ByPaul Novak, writer at Creators.co
A self described Polish ninja toiling away as an IT professional but more into gaming and writing. Twitter: @dudewantshisrug
Paul Novak

Housemarque is a marquee name in the genre of dual-stick arcade shooters but this game is not their best.

Earth has been invaded by an alien force. Unbeknownst to most of humanity, it happened a long time ago but was covered up by the world's governments. We find ourselves at the point of extinction with little recourse. A group of scientists have developed mechanized suits for Earth's remaining soldiers and it is their duty to push into enemy held territory and save humanity.

Having played Resogun and Dead Nation from Housemarque, I had high hopes for this game. My hopes were that it was going to be as accessible and fun as their previous titles, as well as give me what I had wanted Helldivers(from Arrowhead Game Studios) to be. The game has great graphics and controls. The level of detail for this type of game is somewhat astounding since you can watch smoke roll from an explosion and see every detail of it. The feel and variance of the controls make combat a thoughtful balance of using abilities, switching weapons, and escaping when needed. Something this game has that other Housemarque games did not is a loot system. Weapons and upgrades can drop from enemies and these drops can vary based on the game difficulty you choose to play. The lowest level gives the lowest reward and harder levels give the best.

The design of the game makes it a semi-linear environment placed in an open-world. You are given and taken through a set of staged missions that present the story to you. The missions take you across the globe and help vary the environments you see.

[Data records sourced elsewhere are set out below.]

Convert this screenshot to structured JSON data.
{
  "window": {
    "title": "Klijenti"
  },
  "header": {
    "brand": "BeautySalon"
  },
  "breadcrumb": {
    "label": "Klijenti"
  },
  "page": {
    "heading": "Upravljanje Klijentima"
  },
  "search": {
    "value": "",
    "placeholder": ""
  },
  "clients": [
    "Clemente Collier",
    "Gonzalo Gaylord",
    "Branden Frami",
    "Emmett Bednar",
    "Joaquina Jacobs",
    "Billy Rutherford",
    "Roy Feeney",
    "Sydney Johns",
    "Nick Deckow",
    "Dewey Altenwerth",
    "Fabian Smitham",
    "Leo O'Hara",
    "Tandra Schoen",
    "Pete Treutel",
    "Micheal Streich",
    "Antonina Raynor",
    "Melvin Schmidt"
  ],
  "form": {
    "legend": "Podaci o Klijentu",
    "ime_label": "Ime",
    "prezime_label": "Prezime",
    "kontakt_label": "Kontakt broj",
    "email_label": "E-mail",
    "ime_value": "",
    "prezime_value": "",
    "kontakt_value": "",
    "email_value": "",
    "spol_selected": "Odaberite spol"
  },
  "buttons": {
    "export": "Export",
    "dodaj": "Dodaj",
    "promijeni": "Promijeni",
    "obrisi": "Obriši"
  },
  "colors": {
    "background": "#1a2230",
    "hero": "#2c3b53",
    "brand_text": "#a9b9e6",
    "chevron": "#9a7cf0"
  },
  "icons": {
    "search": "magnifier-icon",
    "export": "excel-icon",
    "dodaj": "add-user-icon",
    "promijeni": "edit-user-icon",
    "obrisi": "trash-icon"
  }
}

However, you will find that missions will send you back to areas and you will have to complete different objectives while exploring previously unseen portions of the map. While you are running your missions, you will see a flair of the open-worldness of the game when icons on the map indicate that there is a side mission or boss fight to complete that is not part of the standard mission. These occurrences offer their own rewards for completing them such as additional loot drops.

While the game is fun to play, its own mechanics make it frustrating. I began my play trough on the easiest setting, Rookie, just so that I could experience the game and get familiar with its system. This was a fine course of action for a time but around the eighth mission it became a huge problem. The next mission I was tasked with did not offer a Rookie setting and when I went into it I found my self tragically unready for it. None of my weapons or abilities were up to par for the task, I was quickly and easily murdered. The only resolution I found was to go back through and replay all of the previous missions, several times, on harder difficulties in order to get the weapons and XP I needed to be ready for the fight ahead.

The issue of grinding is not new for loot based and RPG games. Alienation is subject to this the same as other games but the frustration comes nonetheless. The issue of being underpowered rose again several missions after the initial incident and required the same remedy. Then I quickly found myself unready for combat because as a "reward" for my progress enemies had become harder and more frequent. The plus side was to be the opportunity for more and better loot but the prospect falls flat when you can't even survive. When I am level nineteen and my enemies are level twenty-four, I feel that I don't stand a fair chance.

The game's handling of enemy encounters is no help in the matter. Random hordes will spawn with the alert "Horde Approaching" giving the player a few seconds to collect themselves. Normally these hordes are controllable but as you progress through the game they scale up in not only the multitude of enemies but also their toughness. More and more enemies that are harder and harder to kill. A specific case how this can be at its worst happened when I was trying to activate the final objective on a mission, only to find a boss fight that was not part of the mission in the area I needed to access and while I was fighting said boss a horde spawned. Unfortunately, I did not survive and had to backtrack thorough much of the mission in order to complete it.

Housemarque did not make Alienation as accessible nor enjoyable as their previous games. The ramping of difficulty seemed unnatural for any game and even more out of place when compared to the studio's earlier works. Having wanted to romp through the game for a good time, I find myself disappointed at needing to grind away just to make any progress. Two months into the game I find that I still have not completed it and my desire to do so is waning. Dead Nation this game is not, although it shares much of the same pedigree and if one is looking for that experience they are best to go back to that game.